I want to vectorize following code using gather instructions in VCL. Some operations should be performed on the indexes of vSource defined by other vector VInd:
vector<int> vSource;
vector<int> vInd;
for (auto i = 0; i < vSource.size();i++) {
vSource[ vInd[i] ]; //some work
}
vInd contains completely random indexes, so I cannot shuffle them or do other cheap workaround. Desired output example:
vector<int> vSource = {1,2,3,4,5,6,7,8,9,10,11,12,13};
vector<int> vInd = {2,1,5,3,10,5,8,2,10,2,5,3};
3 2 6 4 11 6 9 3
I can vectorize my code using AVX2.
void intrinGather(vector<int> & vSource, vector <int> & vInd) {
__m256i ind = _mm256_loadu_si256((__m256i*) & vInd[0]);
__m256i vec = _mm256_i32gather_epi32(&vSource[0], ind, 4);
}
However VCL version compiles only if I use compile-time indexes. How to pass arbitrary indexes as a parameter to VCL?

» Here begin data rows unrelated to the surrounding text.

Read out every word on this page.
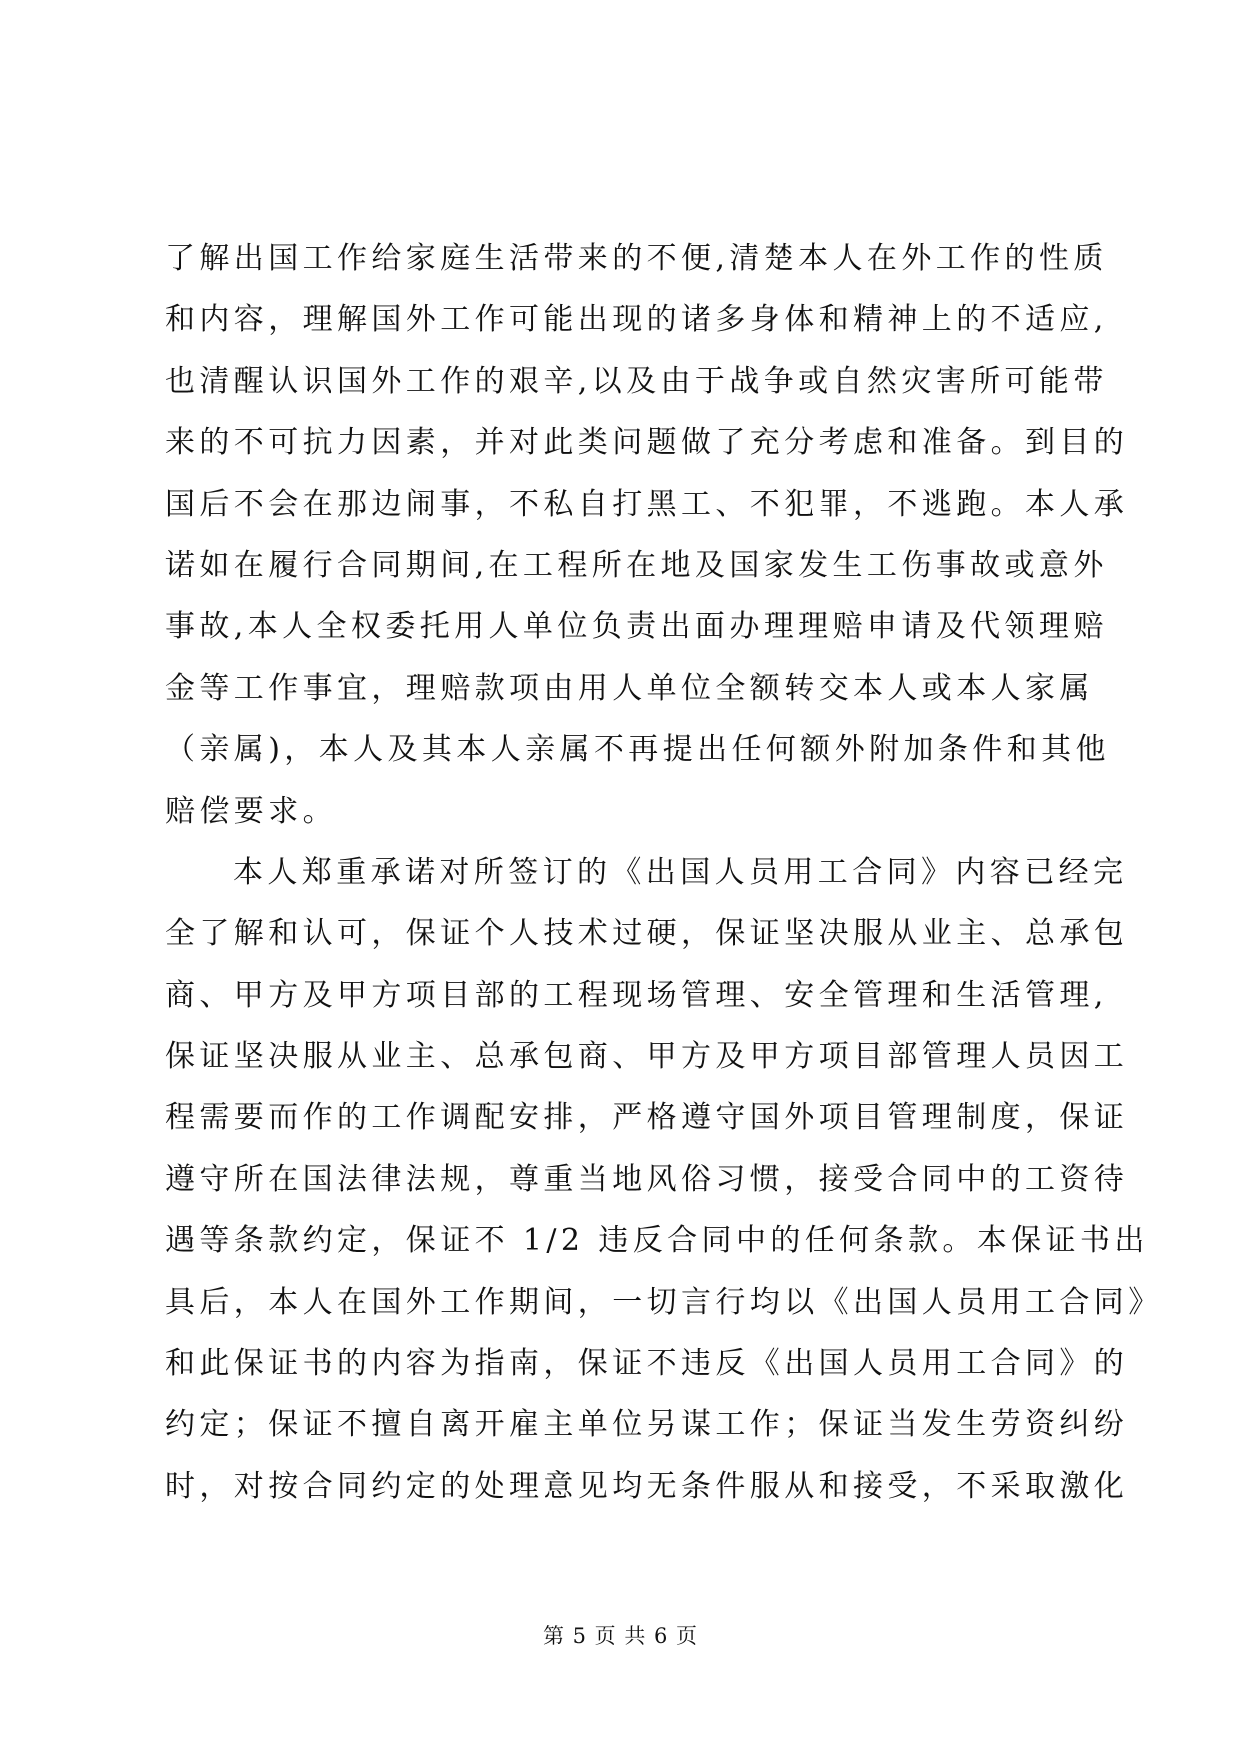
了解出国工作给家庭生活带来的不便,清楚本人在外工作的性质
和内容，理解国外工作可能出现的诸多身体和精神上的不适应,
也清醒认识国外工作的艰辛,以及由于战争或自然灾害所可能带
来的不可抗力因素，并对此类问题做了充分考虑和准备。到目的
国后不会在那边闹事，不私自打黑工、不犯罪，不逃跑。本人承
诺如在履行合同期间,在工程所在地及国家发生工伤事故或意外
事故,本人全权委托用人单位负责出面办理理赔申请及代领理赔
金等工作事宜，理赔款项由用人单位全额转交本人或本人家属
（亲属)，本人及其本人亲属不再提出任何额外附加条件和其他
赔偿要求。
本人郑重承诺对所签订的《出国人员用工合同》内容已经完
全了解和认可，保证个人技术过硬，保证坚决服从业主、总承包
商、甲方及甲方项目部的工程现场管理、安全管理和生活管理,
保证坚决服从业主、总承包商、甲方及甲方项目部管理人员因工
程需要而作的工作调配安排，严格遵守国外项目管理制度，保证
遵守所在国法律法规，尊重当地风俗习惯，接受合同中的工资待
遇等条款约定，保证不 1/2 违反合同中的任何条款。本保证书出
具后，本人在国外工作期间，一切言行均以《出国人员用工合同》
和此保证书的内容为指南，保证不违反《出国人员用工合同》的
约定；保证不擅自离开雇主单位另谋工作；保证当发生劳资纠纷
时，对按合同约定的处理意见均无条件服从和接受，不采取激化
第 5 页 共 6 页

void VCLGather(vector<int> & vSource, vector<int> ind) {
Vec8i vec;
vec=gather8i<2,1,5,3,10,5,8,2>(&vSource[0]); //compiles
//vec=gather8i<ind[0],ind[3],ind[2],ind[10],ind[6],ind[8],ind[7],ind[1]>(&vSource[0]); //doesn't compile
}
I'm perfectly fine with intrinGather function, but want to keep code in the same VCL-using style and features like multi-architecture code. Is it possible?
The VCL template function lookup<n>(index, table) is indeed intended for this purpose.

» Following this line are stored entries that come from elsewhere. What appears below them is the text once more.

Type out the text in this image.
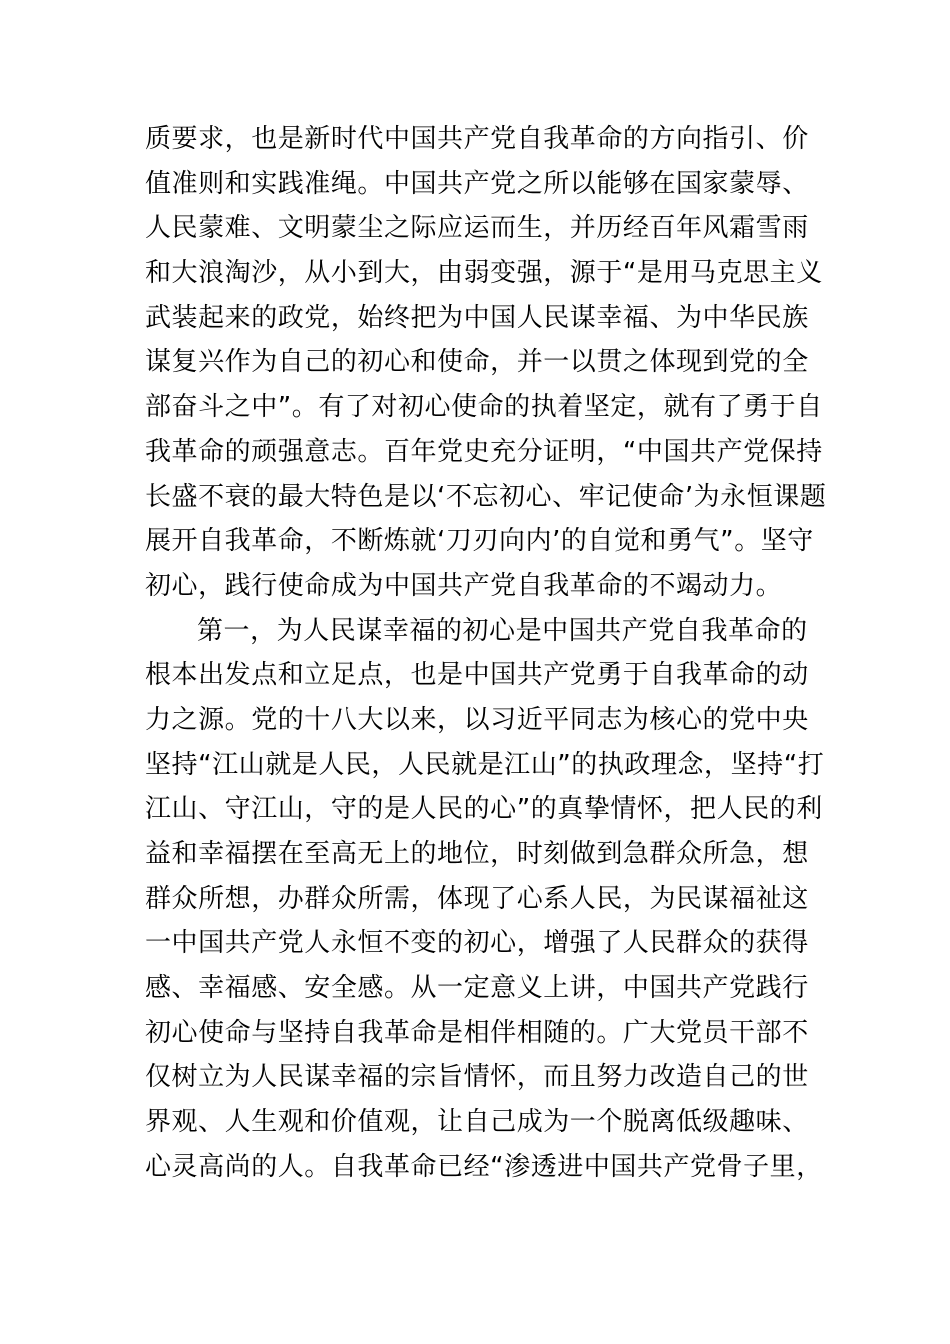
质要求，也是新时代中国共产党自我革命的方向指引、价
值准则和实践准绳。中国共产党之所以能够在国家蒙辱、
人民蒙难、文明蒙尘之际应运而生，并历经百年风霜雪雨
和大浪淘沙，从小到大，由弱变强，源于“是用马克思主义
武装起来的政党，始终把为中国人民谋幸福、为中华民族
谋复兴作为自己的初心和使命，并一以贯之体现到党的全
部奋斗之中”。有了对初心使命的执着坚定，就有了勇于自
我革命的顽强意志。百年党史充分证明，“中国共产党保持
长盛不衰的最大特色是以‘不忘初心、牢记使命’为永恒课题
展开自我革命，不断炼就‘刀刃向内’的自觉和勇气”。坚守
初心，践行使命成为中国共产党自我革命的不竭动力。
第一，为人民谋幸福的初心是中国共产党自我革命的
根本出发点和立足点，也是中国共产党勇于自我革命的动
力之源。党的十八大以来，以习近平同志为核心的党中央
坚持“江山就是人民，人民就是江山”的执政理念，坚持“打
江山、守江山，守的是人民的心”的真挚情怀，把人民的利
益和幸福摆在至高无上的地位，时刻做到急群众所急，想
群众所想，办群众所需，体现了心系人民，为民谋福祉这
一中国共产党人永恒不变的初心，增强了人民群众的获得
感、幸福感、安全感。从一定意义上讲，中国共产党践行
初心使命与坚持自我革命是相伴相随的。广大党员干部不
仅树立为人民谋幸福的宗旨情怀，而且努力改造自己的世
界观、人生观和价值观，让自己成为一个脱离低级趣味、
心灵高尚的人。自我革命已经“渗透进中国共产党骨子里，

VCL will search for the optimal implementation of your function. It will use a permute instruction rather than a gather instruction if n is not too big, because permute instructions are much faster than gather instructions. The n parameter is added in order to enable this optimization
The lookup<n> templates are limiting each index to the interval 0 ≤ i < n for security reasons. If you don't want this security then you may set n = INT_MAX. I will change the code to make sure the interval check is optimized away in this case.